The Daily Mail and the leader of the Labour Party have got into a spectacular argument over an article that attacked Ed Miliband’s deceased father, describing him as “the man who hated Britain”. This new low by the Mail should offend all fair-minded people.
Ralph Miliband arrived in Britain as a 16-year-old Jewish refugee from Belgium, escaping Nazi Europe. A few years later he was fighting as a volunteer in the Royal Navy, defending our nation from that evil and existential threat. An openly passionate Marxist and intellectual, he was critical of Britain’s establishment and the rigid class system of the time. He was hostile to what he saw as our overt nationalism.
None of these views constitute hatred of Britain. The best kind of friend is not someone who slavishly applauds the status quo, but one who challenges us and our thinking. Disliking unelected leaders, birth right based social status and extreme nationalism comes with the territory for someone escaping the Nazis, who represented all of those things.
The post-war nationalisation of industry, the creation of the welfare state safety net, education-for-all and an NHS, free at the point of delivery, all reflected Miliband Sr’s professed view and the consensus of the time. Many negative aspects of our rigid class structure have broken down over time; many still remain.
The entire Daily Mail piece hangs on a single diary entry of a traumatised 17-year old. Miliband Sr may have known of, or suspected, many of Britain’s upper class flirtation with fascism. He may have known of the Daily Mail’s ‘Hurrah for the blackshirts’ front page, and it’s previous owner’s effusive praise of Hitler. Praise that was reciprocated by Joseph Goebbels.
When Ed Miliband demanded and got a right to reply, rather than accept the response neutrally, the newspaper doubled down on its attack, repeating the slurs and refusing to apologise for what it had written. It has clearly misjudged the instincts of its own readers and the fair play character of our nation. As the highest rated commenter on last night’s dailymail.co.uk article wrote, “For goodness sake DM, you’re in a hole – stop digging and apologise.”

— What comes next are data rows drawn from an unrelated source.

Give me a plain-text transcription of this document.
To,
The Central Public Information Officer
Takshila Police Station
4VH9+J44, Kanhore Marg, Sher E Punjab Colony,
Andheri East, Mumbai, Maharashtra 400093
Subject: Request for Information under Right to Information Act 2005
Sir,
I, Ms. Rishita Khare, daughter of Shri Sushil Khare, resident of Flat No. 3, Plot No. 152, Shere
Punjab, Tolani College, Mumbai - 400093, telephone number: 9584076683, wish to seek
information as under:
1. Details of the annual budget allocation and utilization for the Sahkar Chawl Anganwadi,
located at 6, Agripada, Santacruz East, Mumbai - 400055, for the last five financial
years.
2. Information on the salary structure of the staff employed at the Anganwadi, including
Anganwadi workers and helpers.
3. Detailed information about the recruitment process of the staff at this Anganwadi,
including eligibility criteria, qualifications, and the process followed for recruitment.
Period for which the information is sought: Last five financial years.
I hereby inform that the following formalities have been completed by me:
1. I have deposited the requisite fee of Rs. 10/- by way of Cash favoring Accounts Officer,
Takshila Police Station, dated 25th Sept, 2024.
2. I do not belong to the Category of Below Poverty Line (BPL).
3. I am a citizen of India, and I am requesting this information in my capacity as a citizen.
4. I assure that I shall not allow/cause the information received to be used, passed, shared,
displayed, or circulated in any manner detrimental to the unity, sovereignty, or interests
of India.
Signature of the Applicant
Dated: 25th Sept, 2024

What should offend decent people most about the Daily Mail article, is not just that it attacks someone who fought for our country and made a significant contribution to academia (albeit a left-wing perspective), but that this morally outraged yet soft porn pedalling newspaper has hated Britain itself for decades.
According the Mail’s apparent worldview, our children are layabouts, out of control thugs or rampantly sexual; young women are sluts (but this needs to be graphically illustrated on the right-hand sidebar of shame online, in as little clothing as possible); all asylum seekers are scroungers, whatever persecution they are fleeing from; the poor are universally work shy; the NHS is an abject failure (despite being one of the best in the world); and our schools and hardworking teachers part of a failing education system (despite being one of the best in the world). They have even attacked the monarchy, particularly during the Diana-Charles era.
Alongside the Murdoch press, no organisation or individual has hated Britain more than the Daily Mail Group and its editor-in-chief, Paul Dacre. They have corrupted our national debate, hacked our phones and computers, harassed victims of crime, back pseudo-science, spread disinformation about everything and provided a platform to hate speech commentators. It you are black, Muslim, gay, or a little different, the Mail hates you.
All the Daily Mail sees is national decline and moral crises, enveloped in outrage, hate and fear. That it has contributed so much to that outrage, hate and fear escapes it entirely. It does not love this country; it is one of a number of newspapers that hates Britain. For his part, Ralph Miliband actually fought to defend this country, which is more than you could ever say for any of our national newspapers’ current proprietors and editors.
The Daily Mail’s owner loves this country so much he has retained the non-domicile status of his father, just so he doesn’t pay too much tax to the country he ostensibly calls home. News Group Newspapers’ owner (Sun and Times) loved his own country so much he renounced his Australian citizenship so he could become a US citizen and own media in that country.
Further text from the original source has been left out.